As reclamações sobre o sector das comunicações registadas pela Anacom, o regulador das comunicações, atingiram 104 mil (81 mil respeitantes ao sector das comunicações eletrónicas e 23 mil ao sector postal), mais 3% no seu total face ao ano anterior.

Este aumento deveu-se ao crescimento de 43% das reclamações sobre o sector postal (mais 6,9 mil reclamações), já que as reclamações sobre o sector das comunicações eletrónicas diminuíram 4,5% (menos 3,9 mil reclamações)", diz o comunicado do regulador.

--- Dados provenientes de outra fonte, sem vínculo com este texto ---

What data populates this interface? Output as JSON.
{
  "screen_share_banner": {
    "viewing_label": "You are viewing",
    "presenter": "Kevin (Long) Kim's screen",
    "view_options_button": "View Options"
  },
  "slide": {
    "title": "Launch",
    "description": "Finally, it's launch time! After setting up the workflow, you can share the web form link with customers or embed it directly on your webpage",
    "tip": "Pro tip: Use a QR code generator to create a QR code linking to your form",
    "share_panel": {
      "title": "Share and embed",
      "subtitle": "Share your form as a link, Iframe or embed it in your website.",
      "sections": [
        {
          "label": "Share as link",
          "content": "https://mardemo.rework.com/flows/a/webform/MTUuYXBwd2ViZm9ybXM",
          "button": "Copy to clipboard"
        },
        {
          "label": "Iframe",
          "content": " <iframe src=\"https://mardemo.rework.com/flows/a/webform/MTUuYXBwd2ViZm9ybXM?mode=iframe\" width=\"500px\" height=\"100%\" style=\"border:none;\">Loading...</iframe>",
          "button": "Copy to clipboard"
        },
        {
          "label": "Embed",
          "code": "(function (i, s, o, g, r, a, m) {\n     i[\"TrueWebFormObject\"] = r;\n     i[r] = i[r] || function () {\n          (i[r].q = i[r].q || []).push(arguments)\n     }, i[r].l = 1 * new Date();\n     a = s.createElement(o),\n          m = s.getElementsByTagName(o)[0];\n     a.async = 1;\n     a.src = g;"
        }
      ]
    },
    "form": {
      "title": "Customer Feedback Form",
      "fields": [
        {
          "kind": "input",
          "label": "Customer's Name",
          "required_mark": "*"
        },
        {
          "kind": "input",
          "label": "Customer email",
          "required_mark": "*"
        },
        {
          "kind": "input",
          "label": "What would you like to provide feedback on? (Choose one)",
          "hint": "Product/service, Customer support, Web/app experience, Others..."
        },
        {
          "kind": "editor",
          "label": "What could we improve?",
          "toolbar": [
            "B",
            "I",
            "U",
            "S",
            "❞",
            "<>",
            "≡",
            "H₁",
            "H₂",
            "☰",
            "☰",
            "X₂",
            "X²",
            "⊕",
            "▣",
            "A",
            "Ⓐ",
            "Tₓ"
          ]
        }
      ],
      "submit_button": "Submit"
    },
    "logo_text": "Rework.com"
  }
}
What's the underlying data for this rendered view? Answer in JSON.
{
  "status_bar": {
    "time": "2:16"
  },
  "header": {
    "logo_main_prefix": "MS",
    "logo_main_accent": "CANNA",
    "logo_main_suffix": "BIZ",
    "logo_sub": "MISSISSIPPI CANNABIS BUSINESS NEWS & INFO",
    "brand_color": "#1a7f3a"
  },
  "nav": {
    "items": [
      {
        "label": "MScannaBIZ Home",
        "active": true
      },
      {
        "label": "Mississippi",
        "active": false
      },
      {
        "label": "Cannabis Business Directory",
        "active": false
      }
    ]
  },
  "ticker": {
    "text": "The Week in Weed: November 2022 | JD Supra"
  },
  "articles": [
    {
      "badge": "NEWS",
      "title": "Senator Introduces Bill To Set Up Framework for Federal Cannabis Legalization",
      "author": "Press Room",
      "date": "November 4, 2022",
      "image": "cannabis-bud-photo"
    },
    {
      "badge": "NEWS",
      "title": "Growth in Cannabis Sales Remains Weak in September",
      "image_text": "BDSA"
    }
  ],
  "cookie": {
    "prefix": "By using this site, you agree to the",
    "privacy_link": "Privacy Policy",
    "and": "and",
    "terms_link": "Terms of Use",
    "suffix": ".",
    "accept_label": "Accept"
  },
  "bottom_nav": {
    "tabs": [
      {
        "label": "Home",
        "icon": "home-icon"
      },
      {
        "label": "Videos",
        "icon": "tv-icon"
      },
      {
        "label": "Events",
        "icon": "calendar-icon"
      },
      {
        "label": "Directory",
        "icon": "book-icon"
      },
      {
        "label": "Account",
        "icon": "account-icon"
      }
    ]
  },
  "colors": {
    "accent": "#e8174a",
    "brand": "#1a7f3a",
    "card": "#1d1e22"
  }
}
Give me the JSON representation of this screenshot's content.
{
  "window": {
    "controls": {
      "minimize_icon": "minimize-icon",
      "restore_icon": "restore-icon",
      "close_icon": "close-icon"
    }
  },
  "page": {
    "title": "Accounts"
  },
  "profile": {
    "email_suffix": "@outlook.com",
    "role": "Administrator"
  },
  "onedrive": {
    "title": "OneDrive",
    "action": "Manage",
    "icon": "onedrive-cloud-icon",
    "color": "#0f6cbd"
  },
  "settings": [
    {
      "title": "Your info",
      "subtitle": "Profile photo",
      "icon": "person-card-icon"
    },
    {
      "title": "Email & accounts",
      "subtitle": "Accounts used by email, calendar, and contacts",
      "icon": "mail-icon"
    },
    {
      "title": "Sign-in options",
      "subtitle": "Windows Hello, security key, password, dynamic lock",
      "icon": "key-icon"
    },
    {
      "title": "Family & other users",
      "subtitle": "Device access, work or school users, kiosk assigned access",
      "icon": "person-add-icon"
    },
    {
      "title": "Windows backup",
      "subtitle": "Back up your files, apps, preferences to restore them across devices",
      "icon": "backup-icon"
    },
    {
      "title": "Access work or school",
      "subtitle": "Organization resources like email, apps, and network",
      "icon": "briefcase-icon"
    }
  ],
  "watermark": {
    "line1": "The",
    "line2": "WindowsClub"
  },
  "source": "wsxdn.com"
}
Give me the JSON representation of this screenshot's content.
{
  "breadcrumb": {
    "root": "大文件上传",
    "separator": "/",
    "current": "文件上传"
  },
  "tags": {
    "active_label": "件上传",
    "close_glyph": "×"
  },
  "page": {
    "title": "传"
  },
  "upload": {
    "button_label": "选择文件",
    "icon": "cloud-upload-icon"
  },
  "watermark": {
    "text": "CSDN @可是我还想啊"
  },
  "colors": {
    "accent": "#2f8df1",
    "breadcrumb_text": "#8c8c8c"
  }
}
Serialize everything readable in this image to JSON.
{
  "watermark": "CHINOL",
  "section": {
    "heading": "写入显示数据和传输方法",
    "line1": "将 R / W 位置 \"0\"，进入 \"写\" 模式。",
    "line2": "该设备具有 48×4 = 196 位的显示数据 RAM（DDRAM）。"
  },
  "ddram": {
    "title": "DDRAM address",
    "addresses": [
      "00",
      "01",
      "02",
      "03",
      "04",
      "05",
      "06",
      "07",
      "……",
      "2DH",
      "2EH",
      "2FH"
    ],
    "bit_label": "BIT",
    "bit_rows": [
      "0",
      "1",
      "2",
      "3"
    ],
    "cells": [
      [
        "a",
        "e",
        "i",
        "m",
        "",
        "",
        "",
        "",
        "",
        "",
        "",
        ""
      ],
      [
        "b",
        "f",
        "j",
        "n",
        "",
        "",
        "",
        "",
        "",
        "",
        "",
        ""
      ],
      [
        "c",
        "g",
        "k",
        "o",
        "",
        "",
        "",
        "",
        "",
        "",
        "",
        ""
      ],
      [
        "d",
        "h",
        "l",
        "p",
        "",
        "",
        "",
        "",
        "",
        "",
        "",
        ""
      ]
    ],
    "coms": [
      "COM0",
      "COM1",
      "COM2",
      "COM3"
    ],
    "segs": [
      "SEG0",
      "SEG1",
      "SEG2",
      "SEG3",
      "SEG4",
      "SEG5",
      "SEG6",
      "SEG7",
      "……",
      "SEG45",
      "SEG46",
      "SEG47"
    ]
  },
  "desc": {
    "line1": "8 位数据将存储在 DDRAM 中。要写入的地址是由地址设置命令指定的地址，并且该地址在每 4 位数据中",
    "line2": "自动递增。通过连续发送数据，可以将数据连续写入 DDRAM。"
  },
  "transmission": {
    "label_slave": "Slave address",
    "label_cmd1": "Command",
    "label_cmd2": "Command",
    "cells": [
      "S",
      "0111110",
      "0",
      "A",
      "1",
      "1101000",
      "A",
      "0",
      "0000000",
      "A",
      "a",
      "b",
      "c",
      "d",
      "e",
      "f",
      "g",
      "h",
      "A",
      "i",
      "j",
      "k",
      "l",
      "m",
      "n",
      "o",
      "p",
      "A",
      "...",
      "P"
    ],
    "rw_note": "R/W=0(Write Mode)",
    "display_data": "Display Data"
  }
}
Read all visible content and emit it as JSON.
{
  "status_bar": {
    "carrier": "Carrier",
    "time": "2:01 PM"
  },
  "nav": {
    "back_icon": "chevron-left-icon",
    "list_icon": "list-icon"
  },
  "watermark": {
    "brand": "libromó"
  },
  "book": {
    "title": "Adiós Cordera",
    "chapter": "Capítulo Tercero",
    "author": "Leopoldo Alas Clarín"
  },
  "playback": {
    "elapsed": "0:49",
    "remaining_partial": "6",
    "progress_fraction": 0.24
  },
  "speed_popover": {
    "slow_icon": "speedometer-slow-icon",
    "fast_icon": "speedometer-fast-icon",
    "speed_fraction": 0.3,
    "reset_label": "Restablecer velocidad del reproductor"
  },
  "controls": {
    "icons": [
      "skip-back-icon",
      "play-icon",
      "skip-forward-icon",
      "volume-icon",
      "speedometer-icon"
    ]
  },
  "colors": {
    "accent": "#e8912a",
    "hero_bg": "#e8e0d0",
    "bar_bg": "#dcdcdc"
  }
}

No caso das reclamações referentes ao sector das comunicações eletrónicas e apresentadas no livro de reclamações, os três maiores operadores foram responsáveis por 96% do total de reclamações (43% contra a MEO, 32% contra o grupo NOS e 21% contra a Vodafone).

O número de reclamações por cada mil clientes situou-se em 4,8 para o conjunto do sector das comunicações eletrónicas, tendo-se observado o valor de 6,8 para a NOS, 4,6 para a MEO e 3,6 para a Vodafone.

Face ao ano anterior, a MEO, com 28 mil reclamações, teve um aumento de 23%, o grupo NOS, com 21 mil reclamações, um aumento de 3%, e a Vodafone, com 14 mil reclamações, um aumento de 12%", diz a Anacom.

A NOWO foi responsável por 3% das reclamações, tendo as reclamações sobre este prestador registado um decréscimo de 20%, com o número de reclamações por cada mil clientes deste prestador a atingir o valor de 11,3.

No caso das reclamações referentes ao sector dos serviços postais e apresentadas no livro de reclamações, os CTT receberam 20 mil reclamações (87,4% do total do sector postal), o que corresponde a um aumento de 36% face ao ano anterior.

No caso das comunicações eletrónicas, os utilizadores recorreram ao livro de reclamações para reclamar principalmente sobre avarias (16%), faturação (14%) e cancelamento de serviços (10%).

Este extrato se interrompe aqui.